President Uhuru has been categorical that Kenya was at a “constitutional moment” to correct gaps in the Supreme law.

But speaking to People Daily, Tiaty MP William Kamket argued that the   gender rule was “unenforceable” and suggested a constitutional amendment

“It is futile to dissolve Parliament. What if Parliament is dissolved and the new one does not meet the threshold?

Besides, there is no room for parliamentary elections only. We elect all our leaders at once.

It means all other elective positions must go for elections, including the President, MCA and governors.”

Maraga advised for dissolution of Parliament for failure to enact legislation within a specific period.

Article 261(7) says: “If Parliament fails to enact legislation in accordance with an order under clause (6) (b), the Chief Justice shall advise the President to dissolve Parliament and the President shall dissolve Parliament.”
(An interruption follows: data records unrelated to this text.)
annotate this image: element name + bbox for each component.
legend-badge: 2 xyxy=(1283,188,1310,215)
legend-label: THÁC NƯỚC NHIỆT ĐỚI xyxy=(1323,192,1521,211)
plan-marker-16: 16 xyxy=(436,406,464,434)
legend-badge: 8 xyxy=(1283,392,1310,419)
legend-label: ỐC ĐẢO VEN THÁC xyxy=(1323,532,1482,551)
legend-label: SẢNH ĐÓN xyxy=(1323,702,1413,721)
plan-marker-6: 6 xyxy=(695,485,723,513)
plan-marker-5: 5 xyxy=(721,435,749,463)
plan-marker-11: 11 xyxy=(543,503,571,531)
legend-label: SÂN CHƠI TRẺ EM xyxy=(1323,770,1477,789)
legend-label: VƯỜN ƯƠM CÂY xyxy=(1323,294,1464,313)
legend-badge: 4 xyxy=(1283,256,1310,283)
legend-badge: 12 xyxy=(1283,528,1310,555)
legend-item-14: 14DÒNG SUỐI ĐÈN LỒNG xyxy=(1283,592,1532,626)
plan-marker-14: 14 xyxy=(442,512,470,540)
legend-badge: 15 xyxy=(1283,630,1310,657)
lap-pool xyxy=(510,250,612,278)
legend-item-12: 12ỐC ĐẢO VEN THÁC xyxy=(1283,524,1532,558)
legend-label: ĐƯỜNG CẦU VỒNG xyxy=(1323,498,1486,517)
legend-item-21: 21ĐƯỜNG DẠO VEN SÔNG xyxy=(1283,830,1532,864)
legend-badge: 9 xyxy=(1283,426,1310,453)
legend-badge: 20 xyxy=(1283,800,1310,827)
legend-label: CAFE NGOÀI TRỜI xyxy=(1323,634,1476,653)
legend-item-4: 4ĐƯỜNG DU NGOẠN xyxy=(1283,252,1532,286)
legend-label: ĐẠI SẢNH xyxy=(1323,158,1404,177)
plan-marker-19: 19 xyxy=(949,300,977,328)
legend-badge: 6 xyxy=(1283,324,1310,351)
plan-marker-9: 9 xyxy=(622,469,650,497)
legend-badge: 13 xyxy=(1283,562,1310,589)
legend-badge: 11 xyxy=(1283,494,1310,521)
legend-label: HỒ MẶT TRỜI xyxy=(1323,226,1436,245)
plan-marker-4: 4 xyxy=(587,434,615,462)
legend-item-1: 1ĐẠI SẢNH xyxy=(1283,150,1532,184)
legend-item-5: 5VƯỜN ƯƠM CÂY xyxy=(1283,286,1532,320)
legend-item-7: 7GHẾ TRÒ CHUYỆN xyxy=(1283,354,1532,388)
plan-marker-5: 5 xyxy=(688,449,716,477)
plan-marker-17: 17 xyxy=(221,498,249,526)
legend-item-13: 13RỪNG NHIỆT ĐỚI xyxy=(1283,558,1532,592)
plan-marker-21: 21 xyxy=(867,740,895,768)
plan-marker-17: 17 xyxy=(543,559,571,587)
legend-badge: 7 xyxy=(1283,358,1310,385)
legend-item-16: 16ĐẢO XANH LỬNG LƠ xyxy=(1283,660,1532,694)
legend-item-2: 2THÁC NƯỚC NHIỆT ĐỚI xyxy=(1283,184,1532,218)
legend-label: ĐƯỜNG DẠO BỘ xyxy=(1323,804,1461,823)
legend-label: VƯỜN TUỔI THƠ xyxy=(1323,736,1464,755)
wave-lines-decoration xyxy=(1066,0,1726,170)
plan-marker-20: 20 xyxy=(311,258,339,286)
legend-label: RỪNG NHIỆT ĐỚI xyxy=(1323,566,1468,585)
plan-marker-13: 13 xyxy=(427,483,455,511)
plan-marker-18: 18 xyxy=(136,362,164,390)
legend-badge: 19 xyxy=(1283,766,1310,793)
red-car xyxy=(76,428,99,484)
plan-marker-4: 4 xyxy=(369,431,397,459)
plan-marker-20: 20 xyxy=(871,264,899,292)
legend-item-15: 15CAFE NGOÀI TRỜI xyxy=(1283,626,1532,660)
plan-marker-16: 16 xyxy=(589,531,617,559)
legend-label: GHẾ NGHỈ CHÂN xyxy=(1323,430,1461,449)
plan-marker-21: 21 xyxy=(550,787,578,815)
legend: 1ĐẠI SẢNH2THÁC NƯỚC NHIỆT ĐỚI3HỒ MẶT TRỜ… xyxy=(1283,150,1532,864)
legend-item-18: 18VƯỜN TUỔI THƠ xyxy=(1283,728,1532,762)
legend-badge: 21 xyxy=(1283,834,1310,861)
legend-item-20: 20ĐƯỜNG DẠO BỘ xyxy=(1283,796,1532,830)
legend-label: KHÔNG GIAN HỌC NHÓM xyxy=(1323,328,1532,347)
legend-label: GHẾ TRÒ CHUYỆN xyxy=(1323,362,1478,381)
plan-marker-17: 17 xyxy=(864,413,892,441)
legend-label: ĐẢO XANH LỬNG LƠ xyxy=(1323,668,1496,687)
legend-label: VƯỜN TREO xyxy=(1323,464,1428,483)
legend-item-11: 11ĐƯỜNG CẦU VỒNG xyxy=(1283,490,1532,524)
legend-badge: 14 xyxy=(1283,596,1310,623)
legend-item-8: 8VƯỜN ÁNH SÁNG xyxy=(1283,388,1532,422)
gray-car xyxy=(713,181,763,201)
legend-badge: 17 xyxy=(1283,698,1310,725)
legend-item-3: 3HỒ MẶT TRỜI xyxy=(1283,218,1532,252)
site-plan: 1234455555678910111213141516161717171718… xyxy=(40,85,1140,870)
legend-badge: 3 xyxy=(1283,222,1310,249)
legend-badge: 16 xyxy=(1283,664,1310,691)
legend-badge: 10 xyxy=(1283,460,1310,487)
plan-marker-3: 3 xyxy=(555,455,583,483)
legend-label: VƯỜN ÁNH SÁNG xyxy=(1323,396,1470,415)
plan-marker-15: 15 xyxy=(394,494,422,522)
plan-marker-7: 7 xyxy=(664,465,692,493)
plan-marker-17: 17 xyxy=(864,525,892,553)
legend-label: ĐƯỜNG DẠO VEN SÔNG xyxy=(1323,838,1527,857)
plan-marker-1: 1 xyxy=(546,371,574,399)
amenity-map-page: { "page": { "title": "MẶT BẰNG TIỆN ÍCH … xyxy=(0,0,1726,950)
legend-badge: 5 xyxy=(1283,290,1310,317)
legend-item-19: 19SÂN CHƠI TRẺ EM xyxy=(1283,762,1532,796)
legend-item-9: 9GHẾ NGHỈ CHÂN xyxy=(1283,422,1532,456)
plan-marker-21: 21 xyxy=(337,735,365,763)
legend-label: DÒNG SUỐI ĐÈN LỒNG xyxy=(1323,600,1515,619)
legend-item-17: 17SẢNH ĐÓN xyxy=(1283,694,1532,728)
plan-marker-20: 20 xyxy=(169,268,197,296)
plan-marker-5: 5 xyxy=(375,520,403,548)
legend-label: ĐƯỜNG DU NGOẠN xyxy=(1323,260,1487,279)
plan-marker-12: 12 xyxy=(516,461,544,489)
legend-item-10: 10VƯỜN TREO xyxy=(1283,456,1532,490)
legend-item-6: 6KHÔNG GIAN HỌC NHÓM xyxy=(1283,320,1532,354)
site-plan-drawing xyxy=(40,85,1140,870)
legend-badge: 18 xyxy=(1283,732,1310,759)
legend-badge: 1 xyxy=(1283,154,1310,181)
Parliament was to enact the gender law within five years after the promulgation of the Constitution in 2010 but it has not happened 10 years later.

In his advice to the President, the CJ said that the mechanism for the dissolution of Parliament, irrespective of the consequences, is the radical remedy that Kenyans desired in order to incentivise the political elites to adhere to and fully operationalise the transformational agenda of the Constitution.

“Let us endure pain if only to remind the electorate to hold their parliamentary representatives accountable,” Mr Maraga said.

“There is no doubt the dissolution of Parliament will cause inconvenience and even economic hardship.

The fact that Kenya is in the midst of the coronavirus pandemic only exacerbates the potential impact of the decision.

Yet that is the clear result Kenyans desired for Parliament’s failure to enact legislation they deemed necessary.

We must never forget that more often than not, there is no gain without pain,” said the CJ.